Monitoring democratic institutions through public records

Weekly Summary — Oct 13, 2025

Weekly Overview

This week, 7 of 13 monitored areas of democratic health are flagged as concerning — the same number as last week, but with several areas worsening from "elevated" to "confirmed concern." All zero-document gaps from prior weeks are resolved: every category produced data. The total number of documents reviewed rose to 485.

The biggest pattern this week is the government acting on multiple fronts to expand presidential authority while a government shutdown limits Congress's ability to push back. In the same week, the President signed an order routing all federal hiring through political appointees, directed the military to redirect funds Congress had earmarked for other purposes, publicly advocated sending troops into American cities to fight crime, and the Department of Homeland Security waived dozens of laws across the entire southern border for wall construction. No single one of these actions is unprecedented on its own, but together they might suggest a governing approach that treats laws designed to check presidential power as optional — something that could matter more during a shutdown, when Congress is weakened and public attention is divided.
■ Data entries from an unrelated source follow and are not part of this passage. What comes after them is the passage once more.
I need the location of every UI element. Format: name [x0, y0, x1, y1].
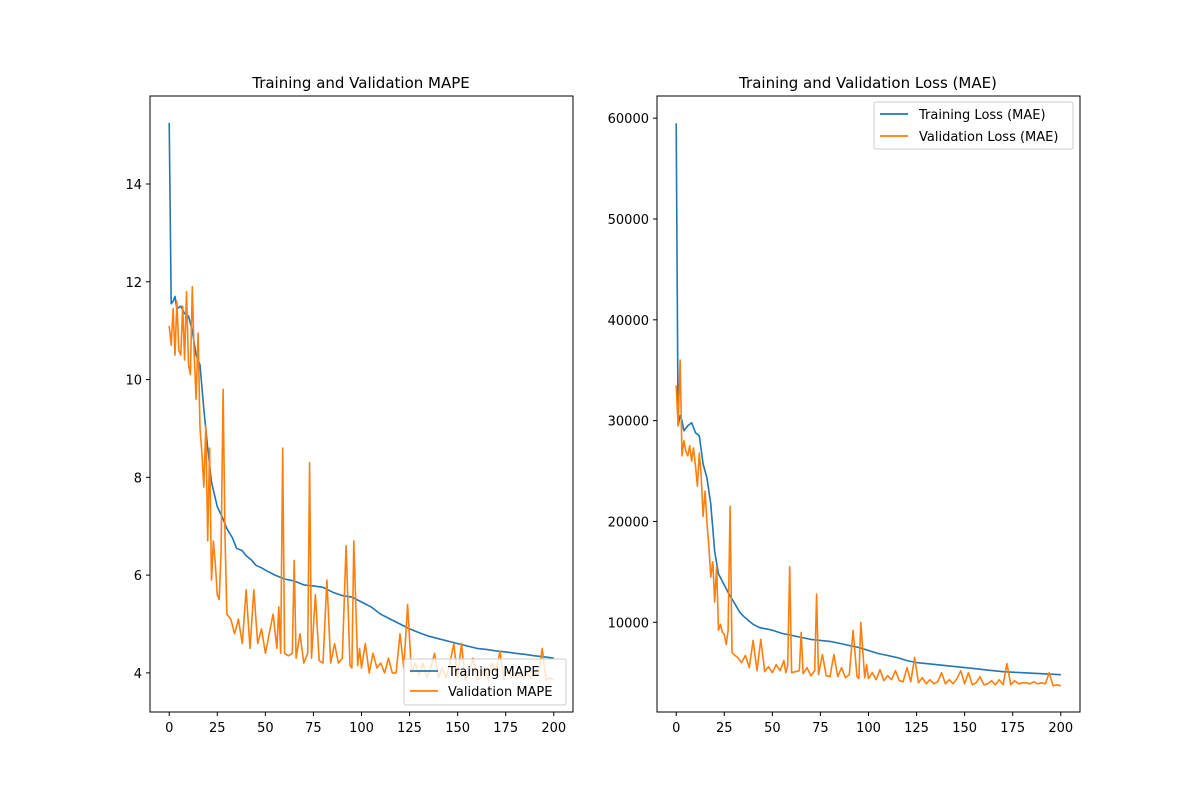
legend: Training Loss (MAE) Validation Loss (MAE…	[873, 101, 1074, 150]
x-tick-label: 75	[812, 721, 829, 736]
x-tick-label: 0	[165, 721, 173, 736]
x-tick-label: 125	[904, 721, 929, 736]
x-tick-label: 200	[1048, 721, 1073, 736]
x-tick-label: 100	[349, 721, 374, 736]
y-tick-label: 4	[134, 667, 142, 682]
x-tick-label: 175	[1000, 721, 1025, 736]
mape-chart: Training and Validation MAPE 0 25 50 75 100 1…	[125, 74, 574, 736]
plot-background	[657, 96, 1080, 712]
x-tick-label: 175	[493, 721, 518, 736]
x-tick-label: 150	[952, 721, 977, 736]
series-group	[675, 123, 1061, 687]
x-tick-label: 25	[716, 721, 733, 736]
x-tick-label: 125	[397, 721, 422, 736]
x-tick-label: 25	[209, 721, 226, 736]
x-tick-label: 150	[445, 721, 470, 736]
legend-box	[403, 658, 567, 706]
y-tick-label: 40000	[608, 314, 649, 329]
y-tick-label: 14	[125, 178, 142, 193]
chart-title: Training and Validation MAPE	[251, 74, 470, 92]
plot-area: 0 25 50 75 100 125 150 175 200 10000 20000 30000 400…	[608, 95, 1081, 736]
y-tick-label: 10000	[608, 616, 649, 631]
y-tick-label: 30000	[608, 415, 649, 430]
x-tick-label: 75	[305, 721, 322, 736]
y-tick-label: 50000	[608, 213, 649, 228]
mae-chart: Training and Validation Loss (MAE) 0 25 50…	[608, 74, 1081, 736]
x-tick-label: 200	[541, 721, 566, 736]
y-tick-label: 6	[134, 569, 142, 584]
y-tick-label: 8	[134, 471, 142, 486]
plot-background	[150, 96, 573, 712]
legend-label-training: Training MAPE	[447, 665, 540, 680]
x-tick-label: 100	[856, 721, 881, 736]
y-tick-label: 10	[125, 374, 142, 389]
series-line-validation	[675, 359, 1061, 687]
legend-label-validation: Validation Loss (MAE)	[919, 130, 1058, 145]
y-tick-label: 20000	[608, 515, 649, 530]
y-tick-label: 12	[125, 276, 142, 291]
legend: Training MAPE Validation MAPE	[403, 658, 567, 706]
legend-label-validation: Validation MAPE	[448, 685, 553, 700]
y-tick-label: 60000	[608, 112, 649, 127]
x-tick-label: 50	[764, 721, 781, 736]
x-tick-label: 50	[257, 721, 274, 736]
legend-label-training: Training Loss (MAE)	[918, 108, 1046, 123]
legend-box	[873, 101, 1074, 150]
chart-title: Training and Validation Loss (MAE)	[738, 74, 997, 92]
x-tick-label: 0	[672, 721, 680, 736]
plot-area: 0 25 50 75 100 125 150 175 200 4 6 8 10 12 14	[125, 95, 574, 736]
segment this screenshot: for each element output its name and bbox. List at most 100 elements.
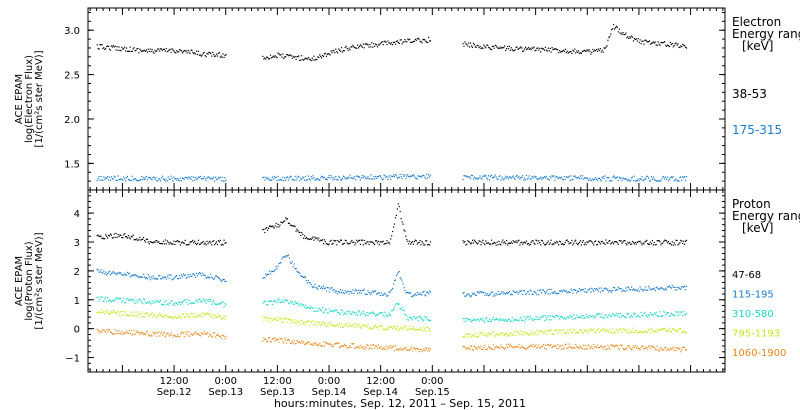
data-point — [330, 310, 332, 312]
data-point — [326, 312, 328, 314]
data-point — [296, 302, 298, 304]
data-point — [219, 239, 221, 241]
data-point — [591, 287, 593, 289]
data-point — [507, 48, 510, 50]
data-point — [209, 52, 211, 54]
data-point — [330, 175, 332, 177]
data-point — [291, 178, 293, 181]
data-point — [218, 177, 220, 179]
data-point — [278, 299, 280, 301]
data-point — [608, 36, 610, 39]
data-point — [263, 337, 265, 339]
data-point — [661, 242, 663, 244]
data-point — [346, 242, 348, 244]
data-point — [359, 290, 361, 292]
data-point — [278, 317, 280, 319]
data-point — [630, 179, 632, 181]
data-point — [404, 174, 406, 176]
data-point — [574, 240, 576, 242]
data-point — [684, 176, 686, 178]
data-point — [346, 311, 348, 313]
data-point — [404, 230, 406, 232]
data-point — [660, 316, 662, 318]
data-point — [217, 52, 219, 54]
data-point — [133, 179, 135, 181]
data-point — [123, 274, 125, 277]
data-point — [339, 241, 341, 243]
data-point — [671, 284, 673, 287]
data-point — [355, 347, 357, 349]
data-point — [639, 348, 641, 351]
data-point — [124, 178, 126, 180]
data-point — [100, 296, 102, 298]
data-point — [204, 242, 206, 244]
data-point — [160, 48, 162, 50]
data-point — [601, 346, 603, 348]
data-point — [671, 241, 673, 243]
data-point — [525, 240, 528, 242]
data-point — [325, 326, 327, 328]
data-point — [583, 177, 585, 179]
data-point — [199, 315, 201, 317]
x-tick-date-label: Sep.14 — [312, 387, 347, 398]
data-point — [118, 330, 120, 332]
data-point — [570, 242, 572, 244]
data-point — [664, 347, 666, 349]
data-point — [376, 347, 379, 349]
data-point — [275, 338, 277, 340]
data-point — [278, 53, 280, 55]
data-point — [540, 176, 542, 178]
data-point — [643, 179, 645, 181]
data-point — [590, 347, 592, 349]
data-point — [546, 330, 548, 332]
data-point — [215, 303, 217, 305]
data-point — [149, 279, 151, 281]
data-point — [389, 42, 391, 44]
data-point — [403, 229, 405, 231]
data-point — [518, 48, 520, 50]
data-point — [324, 52, 326, 54]
data-point — [475, 294, 477, 296]
data-point — [272, 226, 274, 228]
data-point — [611, 344, 613, 346]
data-point — [624, 330, 626, 332]
data-point — [132, 178, 134, 180]
data-point — [194, 332, 196, 334]
data-point — [139, 48, 141, 50]
data-point — [626, 332, 628, 334]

The courts are the main institution still actively intervening. Federal judges this week blocked the federalization of Illinois National Guard troops for immigration enforcement in Illinois v. Trump, freed an asylum-seeker arrested while attending his own court hearing in Gonzalez v. Francis, and were cited for ruling that federal workforce cuts were illegal. The judicial system is working, but it is being asked to check executive action across an unusually wide range of issues simultaneously.

Limitations: This analysis is based on AI-assisted review of public documents and is not a finding of fact. Small document counts in some categories limit the reliability of trend detection, and shutdown conditions reduce government transparency.

What to watch: Whether the shutdown ends and Congress reasserts its spending and oversight authority, and whether the practice of arresting people at their own court hearings spreads or is checked by additional courts.